Pro-tip nobody knows why M. hamiltoni is named M. hamiltoni. Nowhere in the journal does it specify why its named after Hamilton or who it was. Discovered by Guy Robson.
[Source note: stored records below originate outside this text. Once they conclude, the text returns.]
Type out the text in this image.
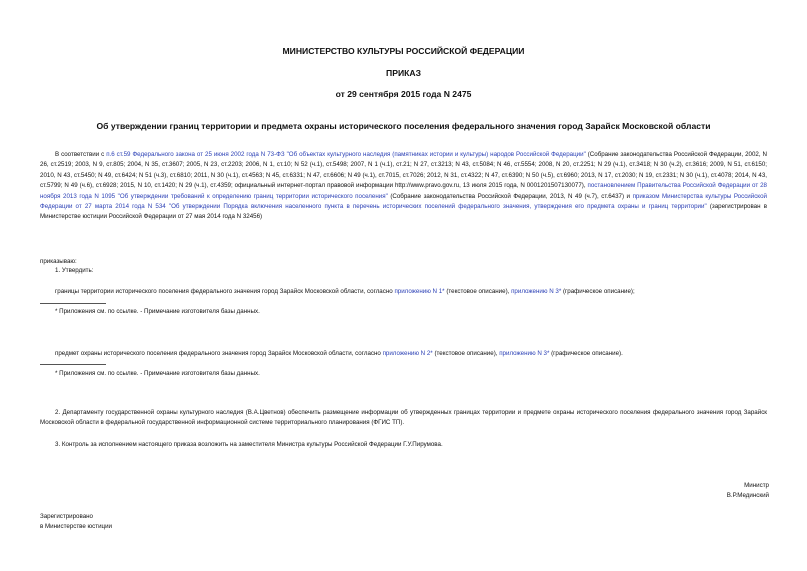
МИНИСТЕРСТВО КУЛЬТУРЫ РОССИЙСКОЙ ФЕДЕРАЦИИ
ПРИКАЗ
от 29 сентября 2015 года N 2475
Об утверждении границ территории и предмета охраны исторического поселения федерального значения город Зарайск Московской области

В соответствии с п.6 ст.59 Федерального закона от 25 июня 2002 года N 73-ФЗ "Об объектах культурного наследия (памятниках истории и культуры) народов Российской Федерации" (Собрание законодательства Российской Федерации, 2002, N 26, ст.2519; 2003, N 9, ст.805; 2004, N 35, ст.3607; 2005, N 23, ст.2203; 2006, N 1, ст.10; N 52 (ч.1), ст.5498; 2007, N 1 (ч.1), ст.21; N 27, ст.3213; N 43, ст.5084; N 46, ст.5554; 2008, N 20, ст.2251; N 29 (ч.1), ст.3418; N 30 (ч.2), ст.3616; 2009, N 51, ст.6150; 2010, N 43, ст.5450; N 49, ст.6424; N 51 (ч.3), ст.6810; 2011, N 30 (ч.1), ст.4563; N 45, ст.6331; N 47, ст.6606; N 49 (ч.1), ст.7015, ст.7026; 2012, N 31, ст.4322; N 47, ст.6390; N 50 (ч.5), ст.6960; 2013, N 17, ст.2030; N 19, ст.2331; N 30 (ч.1), ст.4078; 2014, N 43, ст.5799; N 49 (ч.6), ст.6928; 2015, N 10, ст.1420; N 29 (ч.1), ст.4359; официальный интернет-портал правовой информации http://www.pravo.gov.ru, 13 июля 2015 года, N 0001201507130077), постановлением Правительства Российской Федерации от 28 ноября 2013 года N 1095 "Об утверждении требований к определению границ территории исторического поселения" (Собрание законодательства Российской Федерации, 2013, N 49 (ч.7), ст.6437) и приказом Министерства культуры Российской Федерации от 27 марта 2014 года N 534 "Об утверждении Порядка включения населенного пункта в перечень исторических поселений федерального значения, утверждения его предмета охраны и границ территории" (зарегистрирован в Министерстве юстиции Российской Федерации от 27 мая 2014 года N 32456)

приказываю:
1. Утвердить:
границы территории исторического поселения федерального значения город Зарайск Московской области, согласно приложению N 1* (текстовое описание), приложению N 3* (графическое описание);
* Приложения см. по ссылке. - Примечание изготовителя базы данных.
предмет охраны исторического поселения федерального значения город Зарайск Московской области, согласно приложению N 2* (текстовое описание), приложению N 3* (графическое описание).
* Приложения см. по ссылке. - Примечание изготовителя базы данных.

2. Департаменту государственной охраны культурного наследия (В.А.Цветнов) обеспечить размещение информации об утвержденных границах территории и предмете охраны исторического поселения федерального значения город Зарайск Московской области в федеральной государственной информационной системе территориального планирования (ФГИС ТП).

3. Контроль за исполнением настоящего приказа возложить на заместителя Министра культуры Российской Федерации Г.У.Пирумова.
Министр
В.Р.Мединский
Зарегистрировано
в Министерстве юстиции
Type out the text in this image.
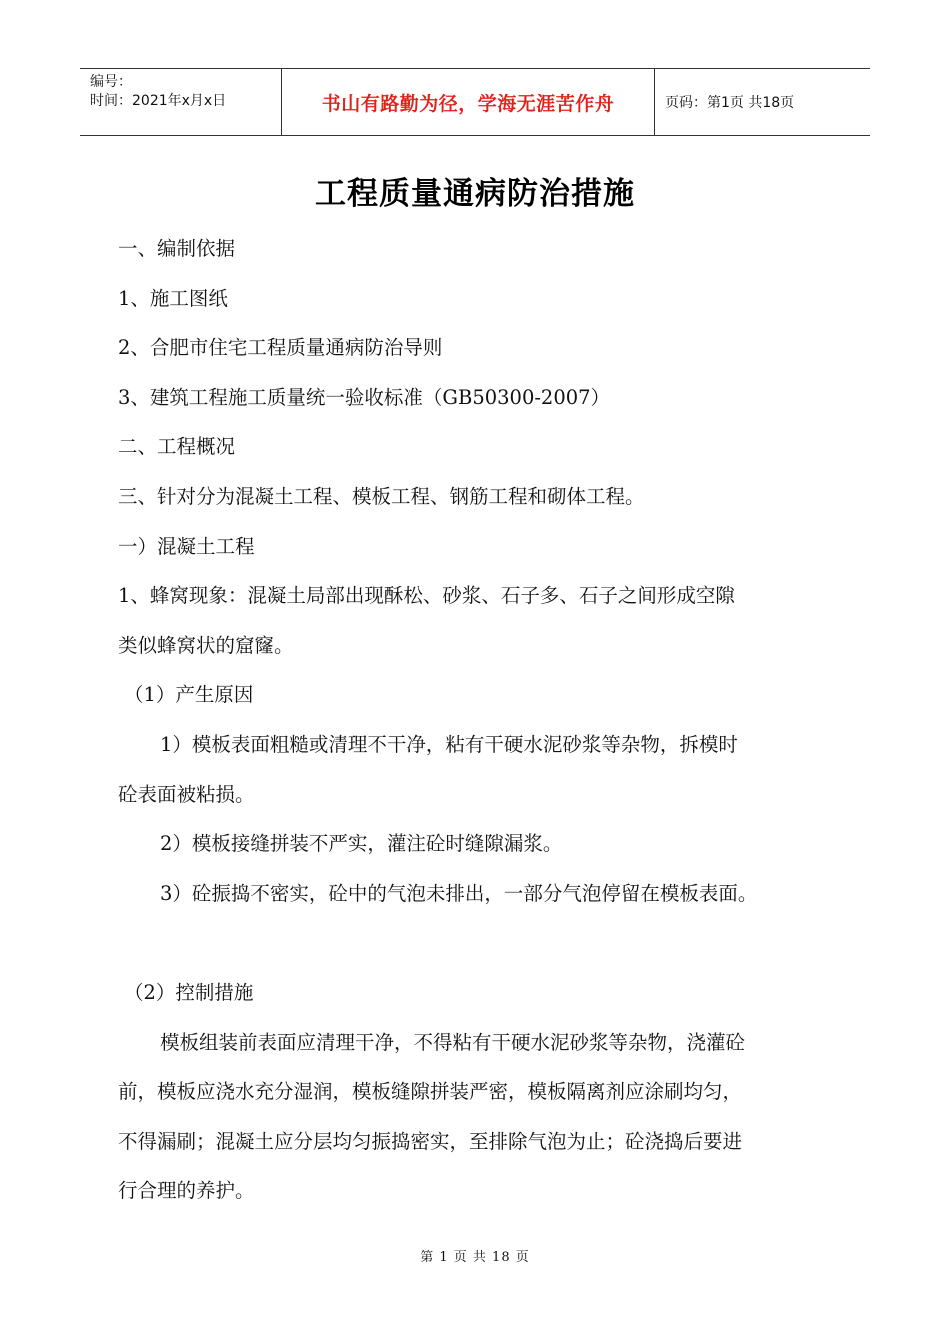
编号：
时间：2021年x月x日	书山有路勤为径，学海无涯苦作舟	页码：第1页 共18页
工程质量通病防治措施

一、编制依据

1、施工图纸

2、合肥市住宅工程质量通病防治导则

3、建筑工程施工质量统一验收标准（GB50300-2007）

二、工程概况

三、针对分为混凝土工程、模板工程、钢筋工程和砌体工程。

一）混凝土工程

1、蜂窝现象：混凝土局部出现酥松、砂浆、石子多、石子之间形成空隙

类似蜂窝状的窟窿。

（1）产生原因

1）模板表面粗糙或清理不干净，粘有干硬水泥砂浆等杂物，拆模时

砼表面被粘损。

2）模板接缝拼装不严实，灌注砼时缝隙漏浆。

3）砼振捣不密实，砼中的气泡未排出，一部分气泡停留在模板表面。

（2）控制措施

模板组装前表面应清理干净，不得粘有干硬水泥砂浆等杂物，浇灌砼

前，模板应浇水充分湿润，模板缝隙拼装严密，模板隔离剂应涂刷均匀，

不得漏刷；混凝土应分层均匀振捣密实，至排除气泡为止；砼浇捣后要进

行合理的养护。

第 1 页 共 18 页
☭ B̤̺͍̰͕̺̠̕u҉̖͙̝̮͕̲ͅm̟̼̦̠̹̙p͡s̹͖ ̻T́h̗̫͈̙̩r̮e̴̩̺̖̠̭̜ͅa̛̪̟͍̣͎͖̺d͉̦͠s͕̞͚̲͍ ̲̬̹̤Y̻̤̱o̭͠u̥͉̥̜͡ ̴̥̪D̳̲̳̤o̴͙̘͓̤̟̗͇n̰̗̞̼̳͙͖͢'҉͖t̳͓̣͍̗̰ ͉W̝̳͓̼͜a̗͉̳͖̘̮n͕ͅt͚̟͚ ̸̺T̜̖̖̺͎̱ͅo̭̪̰̼̥̜ ̼͍̟̝R̝̹̮̭ͅͅe̡̗͇a͍̘̤͉͘d̼̜ ⚢
And then I froze up, scoured the google but failed to find anything.